US 12,235,271 B2
Molecular typing of multiple myeloma and application
Xiaolong Fan, Beijing (CN); Ayaz Ali Samo, Beijing (CN); Jiuyi Li, Beijing (CN); and Xuzhang Lu, Beijing (CN)
Appl. No. 17/049,667
Filed by BEIJING NORMAL UNIVERSITY, Beijing (CN)
PCT Filed Apr. 25, 2019, PCT No. PCT/CN2019/084241
§ 371(c)(1), (2) Date Oct. 22, 2020,
PCT Pub. No. WO2019/206217, PCT Pub. Date Oct. 31, 2019.

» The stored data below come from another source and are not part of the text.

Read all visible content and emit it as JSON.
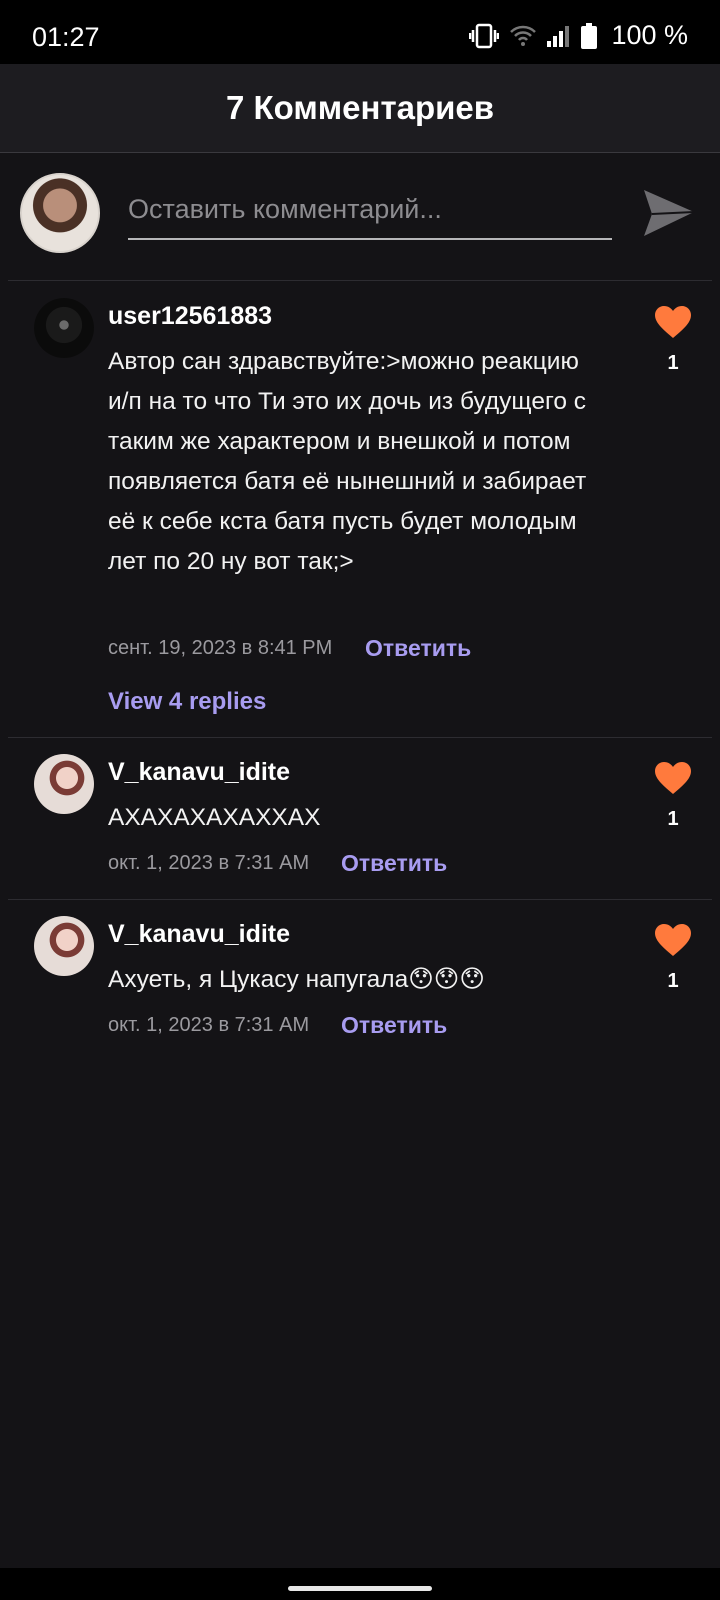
{
  "status_bar": {
    "time": "01:27",
    "battery": "100 %"
  },
  "header": {
    "title": "7 Комментариев"
  },
  "compose": {
    "placeholder": "Оставить комментарий..."
  },
  "comments": [
    {
      "username": "user12561883",
      "text": "Автор сан здравствуйте:>можно реакцию и/п на то что Ти это их дочь из будущего с таким же характером и внешкой и потом появляется батя её нынешний и забирает её к себе кста батя пусть будет молодым лет по 20 ну вот так;>",
      "date": "сент. 19, 2023 в 8:41 PM",
      "reply_label": "Ответить",
      "likes": "1",
      "view_replies": "View 4 replies"
    },
    {
      "username": "V_kanavu_idite",
      "text": "АХАХАХАХАХХАХ",
      "date": "окт. 1, 2023 в 7:31 AM",
      "reply_label": "Ответить",
      "likes": "1"
    },
    {
      "username": "V_kanavu_idite",
      "text": "Ахуеть, я Цукасу напугала😯😯😯",
      "date": "окт. 1, 2023 в 7:31 AM",
      "reply_label": "Ответить",
      "likes": "1"
    }
  ],
  "colors": {
    "accent": "#a89cf0",
    "heart": "#ff7a3d",
    "background": "#141316"
  }
}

Claims priority of application No. 201810399756.6 (CN), filed on Apr. 28, 2018; and application No. 201810401708.6 (CN), filed on Apr. 28, 2018.

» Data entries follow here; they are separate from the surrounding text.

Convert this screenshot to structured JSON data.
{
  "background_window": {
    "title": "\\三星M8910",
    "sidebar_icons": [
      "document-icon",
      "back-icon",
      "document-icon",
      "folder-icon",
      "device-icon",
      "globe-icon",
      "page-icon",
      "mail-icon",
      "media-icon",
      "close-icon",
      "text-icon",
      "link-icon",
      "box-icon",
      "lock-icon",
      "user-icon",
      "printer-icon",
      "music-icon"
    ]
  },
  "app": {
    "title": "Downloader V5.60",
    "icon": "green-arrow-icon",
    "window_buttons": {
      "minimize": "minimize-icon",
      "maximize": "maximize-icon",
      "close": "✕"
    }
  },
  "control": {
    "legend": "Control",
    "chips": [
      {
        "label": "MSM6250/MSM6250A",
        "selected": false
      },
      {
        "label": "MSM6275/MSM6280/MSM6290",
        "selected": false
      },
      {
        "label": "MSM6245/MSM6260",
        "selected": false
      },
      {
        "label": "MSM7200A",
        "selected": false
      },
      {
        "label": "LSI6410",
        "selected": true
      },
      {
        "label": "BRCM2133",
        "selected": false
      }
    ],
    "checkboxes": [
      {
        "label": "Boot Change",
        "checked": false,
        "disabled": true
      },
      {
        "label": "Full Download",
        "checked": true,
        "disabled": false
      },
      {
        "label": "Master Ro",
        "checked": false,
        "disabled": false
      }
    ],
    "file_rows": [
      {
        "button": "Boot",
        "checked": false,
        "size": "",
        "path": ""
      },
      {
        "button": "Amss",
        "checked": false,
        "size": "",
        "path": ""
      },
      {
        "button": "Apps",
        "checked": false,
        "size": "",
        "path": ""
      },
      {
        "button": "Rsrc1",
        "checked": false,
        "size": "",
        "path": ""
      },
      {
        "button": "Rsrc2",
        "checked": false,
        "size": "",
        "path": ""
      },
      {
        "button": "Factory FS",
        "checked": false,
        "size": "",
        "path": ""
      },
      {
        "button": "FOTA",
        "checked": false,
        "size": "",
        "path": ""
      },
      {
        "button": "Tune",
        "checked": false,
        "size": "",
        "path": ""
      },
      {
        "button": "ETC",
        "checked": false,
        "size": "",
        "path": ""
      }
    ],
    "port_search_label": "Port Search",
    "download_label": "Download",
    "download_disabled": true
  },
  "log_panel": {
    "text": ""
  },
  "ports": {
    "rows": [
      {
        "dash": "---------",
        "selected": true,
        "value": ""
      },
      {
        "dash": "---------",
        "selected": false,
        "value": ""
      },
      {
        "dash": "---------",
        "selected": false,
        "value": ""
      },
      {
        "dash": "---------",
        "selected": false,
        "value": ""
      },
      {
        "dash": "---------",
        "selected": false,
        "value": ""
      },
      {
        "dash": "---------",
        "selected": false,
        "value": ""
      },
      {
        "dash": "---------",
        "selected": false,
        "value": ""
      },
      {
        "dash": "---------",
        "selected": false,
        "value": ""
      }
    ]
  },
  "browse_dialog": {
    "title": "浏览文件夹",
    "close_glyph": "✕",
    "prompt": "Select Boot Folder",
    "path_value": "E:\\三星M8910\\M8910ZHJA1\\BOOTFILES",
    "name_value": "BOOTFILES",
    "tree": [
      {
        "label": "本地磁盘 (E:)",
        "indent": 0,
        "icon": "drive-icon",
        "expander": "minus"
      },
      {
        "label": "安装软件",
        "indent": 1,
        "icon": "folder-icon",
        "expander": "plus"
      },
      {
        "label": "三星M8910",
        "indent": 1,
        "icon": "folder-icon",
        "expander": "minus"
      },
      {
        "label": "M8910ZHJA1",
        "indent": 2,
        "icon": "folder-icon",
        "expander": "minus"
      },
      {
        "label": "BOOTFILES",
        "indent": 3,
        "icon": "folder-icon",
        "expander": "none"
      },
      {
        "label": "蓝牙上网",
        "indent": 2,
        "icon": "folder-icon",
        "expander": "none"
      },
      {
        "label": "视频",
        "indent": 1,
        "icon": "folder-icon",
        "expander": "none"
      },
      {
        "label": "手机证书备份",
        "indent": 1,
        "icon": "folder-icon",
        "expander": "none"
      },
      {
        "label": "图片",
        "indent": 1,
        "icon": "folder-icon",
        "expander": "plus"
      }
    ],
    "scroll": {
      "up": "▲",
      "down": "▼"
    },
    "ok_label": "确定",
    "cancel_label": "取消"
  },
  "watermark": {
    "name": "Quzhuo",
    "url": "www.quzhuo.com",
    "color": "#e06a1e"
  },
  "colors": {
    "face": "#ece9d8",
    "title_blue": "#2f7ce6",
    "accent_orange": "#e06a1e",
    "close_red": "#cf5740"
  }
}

Prior Publication US 2021/0055301 A1, Feb. 25, 2021
Int. Cl. G01N 33/574 (2006.01); G01N 33/50 (2006.01); G16B 25/00 (2019.01); G16B 40/00 (2019.01); G16H 50/30 (2018.01)
CPC G01N 33/57484 (2013.01) [G01N 33/5011 (2013.01); G16B 25/00 (2019.02); G16B 40/00 (2019.02); G16H 50/30 (2018.01)] 6 Claims
 
1. A method for predicting the prognosis of patients with multiple myeloma (MM), wherein the method comprises:
obtaining a Bayesian classifier of MM by a method comprising the following steps:
1) obtaining the expression data of 97 classifier genes in n MM samples, wherein the 97 classifier genes comprise: ACBD3, ADAR, ADSS, ALDH2, ANP32E, ANXA2, ATF3, ATP8B2, CACYBP, CAPN2, CCND1, CCT3, CDC42SE1, CERS2, CHSY3, CLIC1, CLMN, COPA, CSNK1G3, DAP3, DENND1B, ENSA, EPRS, EPSTI1, EVL, FAM13A, FAM49A, FLAD1, FRZB, GLRX2, HAX1, HDGF, HLA-A, HLA-B, HLA-C, HLA-F, HLA-G, IL6R, ISG20L2, JTB, KLF2, LAMTOR2, LDHA, MCL1, MOXD1, MRPL24, MRPL9, MVP, MYL6, NDUFS2, NOP58, NOTCH2NL, NTAN1, PAK1, PI4 KB, PIEZO1, PIK3AP1, PIM2, PIP5K1B, PMVK, POGZ, PPIA, PRCC, PRKCA, PRRC2C, PSMB4, PSMD4, RAB29, RCBTB2, SCAMP3, SCAPER, SDHC, SEL1L3, SELPLG, SHC1, SIDT1, SSR2, STAP1, TAP1, TIMM17A, TLR10, TMCO1, TOR1AIP2, TOR3A, TP53INP1, TPM3, TRANK1, TROVE2, UAP1, UBE2Q1, UBQLN4, UHMK1, VPS45, YY1AP1, ZC3H11A, ZFP36, and ZNF593;
2) Assigning the MM samples into an MCL1-M high subtype or an MCL1-M low subtype by consensus clustering; and
3) employing a naïve Bayes method to construct the Bayesian classifier on the basis of the two subtypes of step 2), the 97 classifier gene expression data of n MM samples in step 1), and prognostic survival data of the n MM samples;
obtaining or detecting the expression of 97 classifier genes in the patients with MM;
predicting, using the constructed Bayesian classifier, the prognosis of the patients with MM and the treatment effect of using bortezomib or bortezomib-containing drug combinations, wherein the constructed Bayesian classifier determines whether the patient with MM belongs to the MCL1-M high subtype or the MCL1-M low subtype, and wherein the predicted prognosis of the patient with MM belonging to the MCL1-M high subtype is significantly poorer than that of the patient with MM belonging to the MCL1-M low subtype; and
treating the patient with MM determined to belong to the MCL1-M high subtype by the constructed Bayesian classifier with bortezomib or a bortezomib-containing drug combination.